Reclusive Huawei founder Ren Zhengfei recently compared the rising Western anti-Huawei sentiment to Luddites smashing weaving machines in the early stages of the Industrial Revolution, saying: “We only provide equipment to telecom operators, and that equipment doesn't have an ideology. It is controlled by telecom operators, not by Huawei.” ®
Updated to add on January 18
A spokesman for Oxford Uni sent us a statement following publication of the article.
“Oxford University decided on January 8 this year that it will not pursue new funding opportunities with Huawei Technologies Co Ltd or its related group companies at present. Huawei has been notified of the decision, which the University will keep under review. The decision applies both to the funding of research contracts and of philanthropic donations.
“The decision has been taken in the light of public concerns raised in recent months surrounding UK partnerships with Huawei. We hope these matters can be resolved shortly and note Huawei’s own willingness to reassure governments about its role and activities.
“The University will continue with existing research contracts where funding from Huawei has already been received or committed. We currently have two such on-going projects, with a combined funding from Huawei of £692k. Both projects were approved under the University’s regulatory processes before the current levels of uncertainty arose.”

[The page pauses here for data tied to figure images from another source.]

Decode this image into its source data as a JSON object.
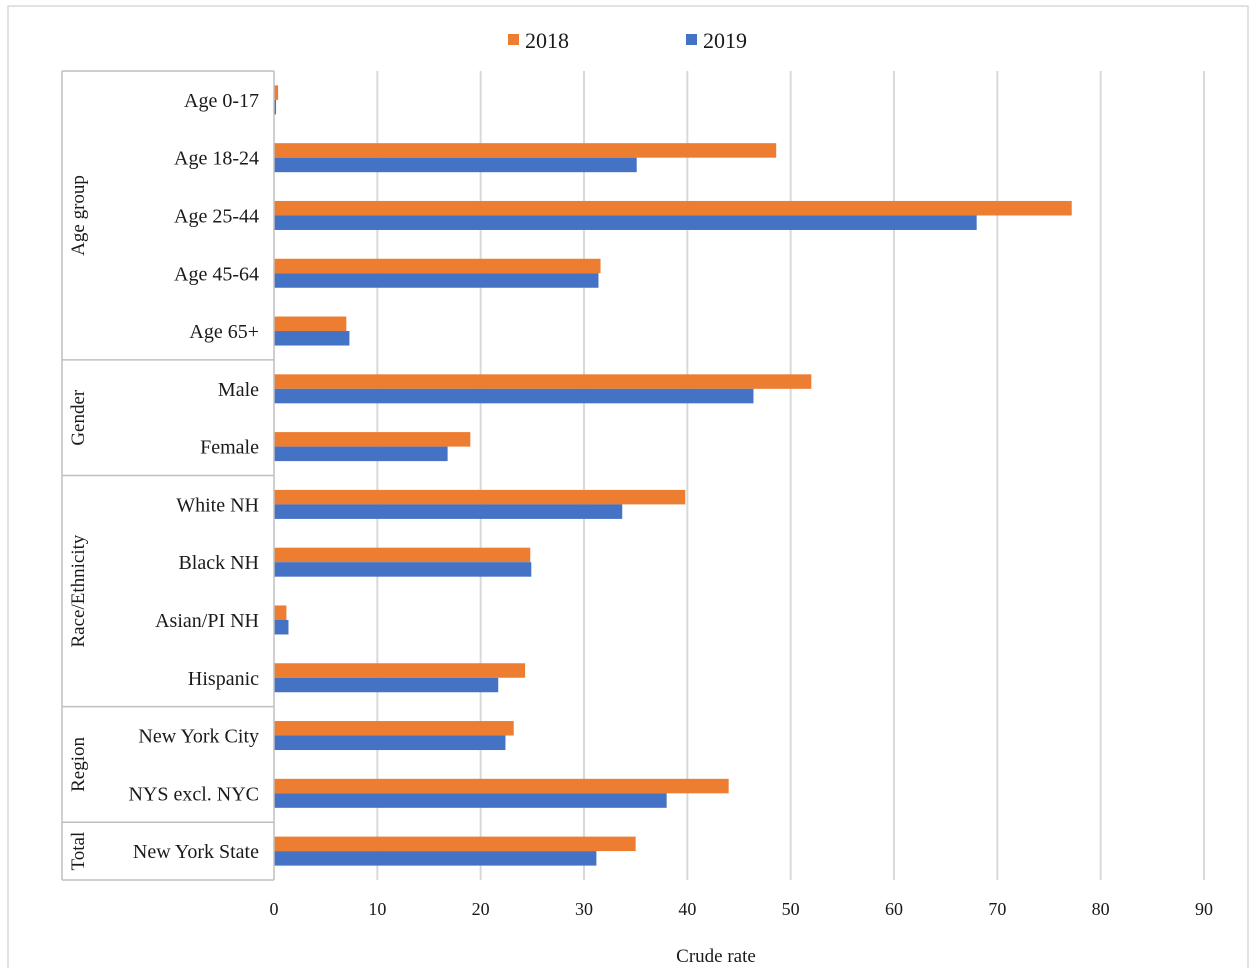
{
  "chart_data": {
    "type": "bar",
    "orientation": "horizontal",
    "title": "",
    "xlabel": "Crude rate",
    "ylabel": "",
    "xlim": [
      0,
      90
    ],
    "x_ticks": [
      0,
      10,
      20,
      30,
      40,
      50,
      60,
      70,
      80,
      90
    ],
    "grid": true,
    "legend_position": "top-center",
    "groups": [
      {
        "label": "Age group",
        "categories": [
          "Age 0-17",
          "Age 18-24",
          "Age 25-44",
          "Age 45-64",
          "Age 65+"
        ]
      },
      {
        "label": "Gender",
        "categories": [
          "Male",
          "Female"
        ]
      },
      {
        "label": "Race/Ethnicity",
        "categories": [
          "White NH",
          "Black NH",
          "Asian/PI NH",
          "Hispanic"
        ]
      },
      {
        "label": "Region",
        "categories": [
          "New York City",
          "NYS excl. NYC"
        ]
      },
      {
        "label": "Total",
        "categories": [
          "New York State"
        ]
      }
    ],
    "categories": [
      "Age 0-17",
      "Age 18-24",
      "Age 25-44",
      "Age 45-64",
      "Age 65+",
      "Male",
      "Female",
      "White NH",
      "Black NH",
      "Asian/PI NH",
      "Hispanic",
      "New York City",
      "NYS excl. NYC",
      "New York State"
    ],
    "series": [
      {
        "name": "2018",
        "color": "#ED7D31",
        "values": [
          0.4,
          48.6,
          77.2,
          31.6,
          7.0,
          52.0,
          19.0,
          39.8,
          24.8,
          1.2,
          24.3,
          23.2,
          44.0,
          35.0
        ]
      },
      {
        "name": "2019",
        "color": "#4472C4",
        "values": [
          0.2,
          35.1,
          68.0,
          31.4,
          7.3,
          46.4,
          16.8,
          33.7,
          24.9,
          1.4,
          21.7,
          22.4,
          38.0,
          31.2
        ]
      }
    ]
  }
}
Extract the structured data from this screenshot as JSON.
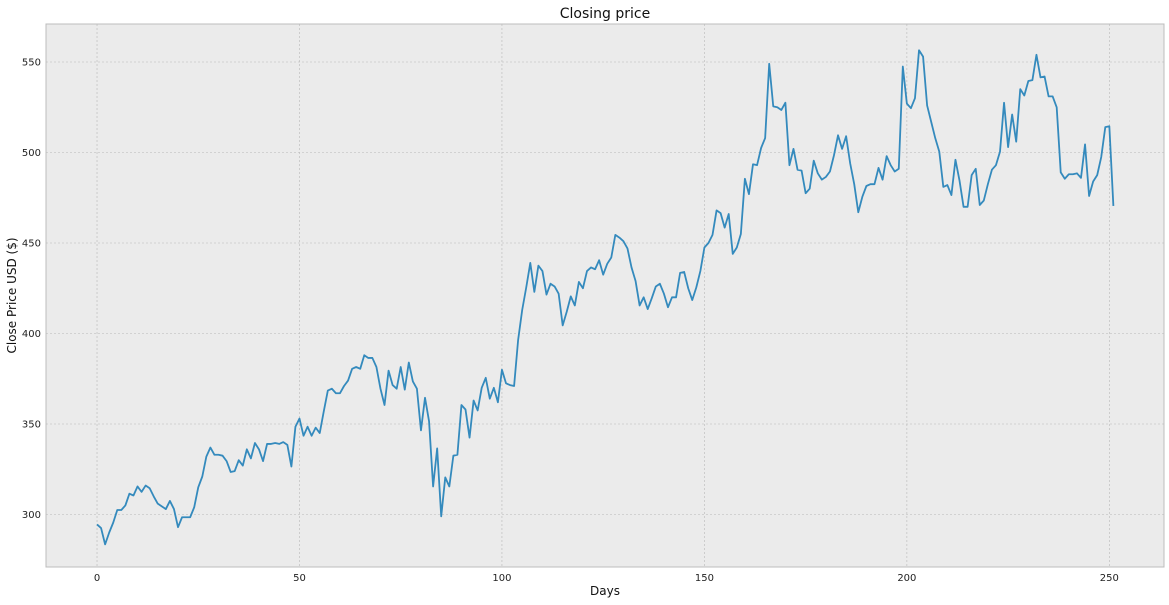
{
  "chart_data": {
    "type": "line",
    "title": "Closing price",
    "xlabel": "Days",
    "ylabel": "Close Price USD ($)",
    "xlim": [
      -12.6,
      263.5
    ],
    "ylim": [
      271,
      571
    ],
    "xticks": [
      0,
      50,
      100,
      150,
      200,
      250
    ],
    "yticks": [
      300,
      350,
      400,
      450,
      500,
      550
    ],
    "grid": true,
    "legend": "none",
    "colors": {
      "line": "#348ABD",
      "plot_bg": "#EBEBEB",
      "grid": "#B8B8B8",
      "frame": "#BCBCBC"
    },
    "series": [
      {
        "values": [
          294.5,
          292.5,
          283.5,
          290.0,
          295.5,
          302.5,
          302.5,
          305.0,
          311.5,
          310.5,
          315.5,
          312.5,
          316.0,
          314.5,
          310.0,
          306.0,
          304.5,
          303.0,
          307.5,
          303.0,
          293.0,
          298.5,
          298.5,
          298.5,
          304.0,
          315.0,
          321.0,
          332.0,
          337.0,
          333.0,
          333.0,
          332.5,
          329.5,
          323.5,
          324.0,
          330.0,
          327.0,
          336.0,
          331.0,
          339.5,
          336.0,
          329.5,
          339.0,
          339.0,
          339.5,
          339.0,
          340.0,
          338.5,
          326.5,
          348.5,
          353.0,
          343.5,
          348.5,
          343.5,
          348.0,
          345.0,
          357.0,
          368.5,
          369.5,
          367.0,
          367.0,
          371.0,
          374.0,
          380.5,
          381.5,
          380.5,
          388.0,
          386.5,
          386.5,
          381.5,
          369.5,
          360.5,
          379.5,
          371.5,
          369.5,
          381.5,
          369.0,
          384.0,
          373.5,
          369.5,
          346.5,
          364.5,
          351.5,
          315.5,
          336.5,
          299.0,
          320.5,
          315.5,
          332.5,
          333.0,
          360.5,
          358.0,
          342.5,
          363.0,
          357.5,
          370.0,
          375.5,
          364.0,
          370.0,
          362.0,
          380.0,
          372.5,
          371.5,
          371.0,
          396.5,
          413.0,
          425.5,
          439.0,
          423.0,
          437.5,
          434.5,
          421.5,
          427.5,
          426.0,
          422.0,
          404.5,
          412.0,
          420.5,
          415.5,
          428.5,
          425.0,
          434.5,
          436.5,
          435.5,
          440.5,
          432.5,
          438.5,
          442.0,
          454.5,
          453.0,
          451.0,
          447.0,
          436.5,
          429.0,
          415.5,
          420.0,
          413.5,
          419.5,
          426.0,
          427.5,
          422.0,
          414.5,
          420.0,
          420.0,
          433.5,
          434.0,
          425.0,
          418.5,
          425.5,
          434.5,
          447.5,
          450.0,
          454.5,
          468.0,
          466.5,
          458.5,
          466.0,
          444.0,
          447.5,
          455.0,
          485.5,
          477.0,
          493.5,
          493.0,
          502.5,
          508.0,
          549.0,
          525.5,
          525.0,
          523.5,
          527.5,
          493.0,
          502.0,
          490.5,
          490.0,
          477.5,
          480.0,
          495.5,
          488.5,
          485.0,
          486.5,
          489.5,
          498.5,
          509.5,
          502.0,
          509.0,
          494.0,
          482.5,
          467.0,
          475.5,
          481.5,
          482.5,
          482.5,
          491.5,
          485.0,
          498.0,
          493.0,
          489.5,
          491.0,
          547.5,
          527.0,
          524.5,
          530.0,
          556.5,
          553.0,
          526.0,
          517.0,
          508.0,
          500.5,
          481.0,
          482.0,
          476.5,
          496.0,
          484.5,
          470.0,
          470.0,
          487.5,
          491.0,
          471.0,
          473.5,
          482.5,
          490.5,
          493.0,
          500.5,
          527.5,
          503.0,
          521.0,
          506.0,
          535.0,
          531.5,
          539.5,
          540.0,
          554.0,
          541.5,
          542.0,
          531.0,
          531.0,
          525.0,
          489.0,
          485.5,
          488.0,
          488.0,
          488.5,
          486.0,
          504.5,
          476.0,
          484.0,
          487.5,
          497.5,
          514.0,
          514.5,
          470.5
        ]
      }
    ]
  }
}
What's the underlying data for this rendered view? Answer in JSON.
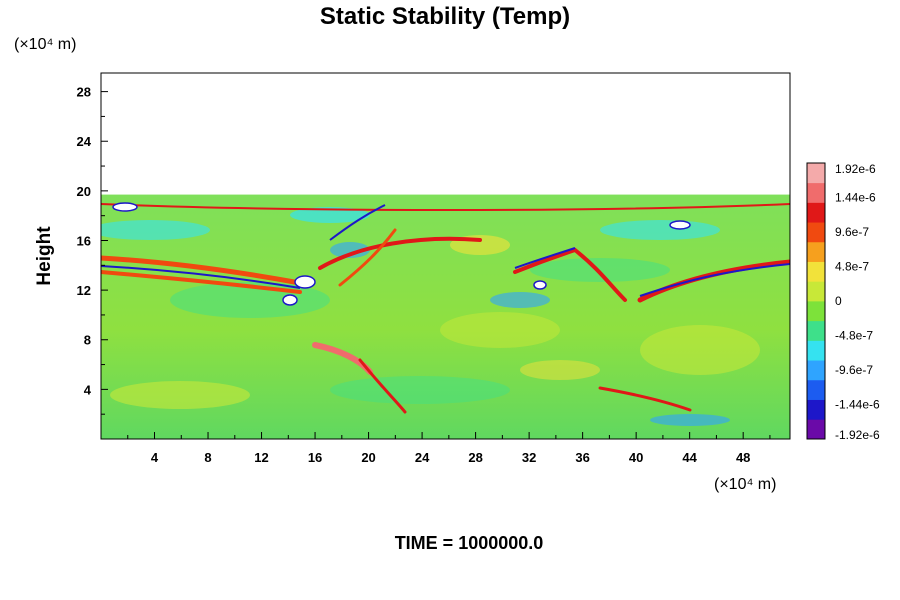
{
  "chart_data": {
    "type": "heatmap",
    "title": "Static Stability (Temp)",
    "ylabel": "Height",
    "x_unit": "(×10⁴ m)",
    "y_unit": "(×10⁴ m)",
    "xlim": [
      0,
      51.5
    ],
    "ylim": [
      0,
      29.5
    ],
    "x_ticks": [
      4,
      8,
      12,
      16,
      20,
      24,
      28,
      32,
      36,
      40,
      44,
      48
    ],
    "x_tick_labels": [
      "4",
      "8",
      "12",
      "16",
      "20",
      "24",
      "28",
      "32",
      "36",
      "40",
      "44",
      "48"
    ],
    "y_ticks": [
      4,
      8,
      12,
      16,
      20,
      24,
      28
    ],
    "y_tick_labels": [
      "4",
      "8",
      "12",
      "16",
      "20",
      "24",
      "28"
    ],
    "data_top_height": 19.7,
    "colorbar": {
      "range": [
        -1.92e-06,
        1.92e-06
      ],
      "tick_values": [
        1.92e-06,
        1.44e-06,
        9.6e-07,
        4.8e-07,
        0,
        -4.8e-07,
        -9.6e-07,
        -1.44e-06,
        -1.92e-06
      ],
      "tick_labels": [
        "1.92e-6",
        "1.44e-6",
        "9.6e-7",
        "4.8e-7",
        "0",
        "-4.8e-7",
        "-9.6e-7",
        "-1.44e-6",
        "-1.92e-6"
      ],
      "colors": [
        "#6a0aa8",
        "#1d17c9",
        "#1c5cf0",
        "#2fa4ff",
        "#35e2f0",
        "#3ee08a",
        "#7de23a",
        "#c8e838",
        "#f2e23a",
        "#f6a01e",
        "#f04a10",
        "#e01818",
        "#f06c6c",
        "#f4aaaa"
      ]
    },
    "grid": false,
    "footer": "TIME = 1000000.0"
  }
}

A Huawei spokesperson said: “We were not informed of this decision and await the University’s full explanation. As a private, employee-owned technology company, with a strong track record in R&D we believe partnership decisions should, like research, be evidence based. We have operated in the UK since 2001, employ 1,500 people here and have long standing collaborations with 20 other UK universities, working with them to research the technologies of the future.”